David Baldacci: The Winner

I remembered The Winner as being one of my favorite David Baldacci books. So I decided to re-read it. I did not remember much. But I did remember that it was about someone fixing the lottery. And I remembered that someone caught on because for a twelve month period none of the winners went bankrupt. I always thought it was in interesting commentary that most lottery winners lose everything within a couple years, and end up worse than when they started. But then I’ve never been a big fan of the lottery – a tax on people who are bad at math.

So the mysterious Mr. Jackson approaches LuAnn Tyler and offers her a guaranteed $100 million lottery win. She is down and out, with a baby girl and abusive boy friend. Ultimately she accepts, but due to a pending murder charge, she needs to change her identity and leave the country.

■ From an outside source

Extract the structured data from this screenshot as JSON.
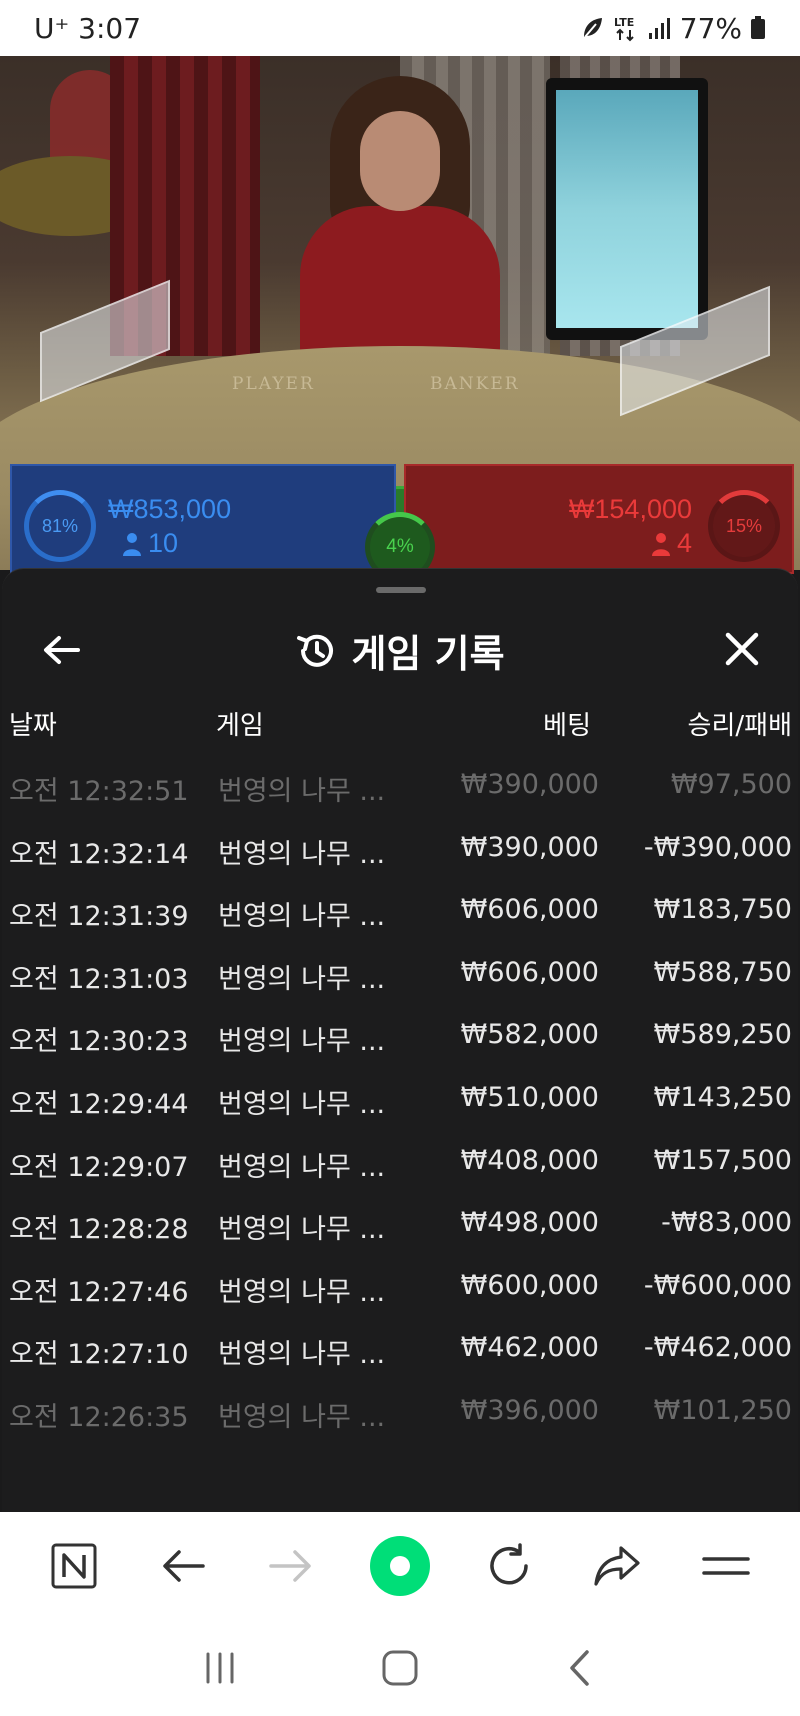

Jackson’s only stipulation is that he gets to manage the money, with a generous guaranteed return to her, for ten years. Then she gets the principle. Jackson agrees to help her change her identity and escape, but she has to agree to never file taxes, and never return to the United States.

Not surprisingly, considering that this is a Baldacci novel, Jackson is a thoroughly ruthless character. Ten years later, when LuAnn violates her agreement, and returns to the US, although under her changed identity, Jackson decides to take action. At this point we also meet Matthew Riggs, who also seems to have a shadowed past. Can LuAnn let him help? Can someone with $100 million and no past find romance? Can she survive long enough to enjoy wealth or romance?

The Winner has plenty of action, an interesting heroine, and a memorable bad guy. It’s a good story and a fun read. And it’s hard to put down.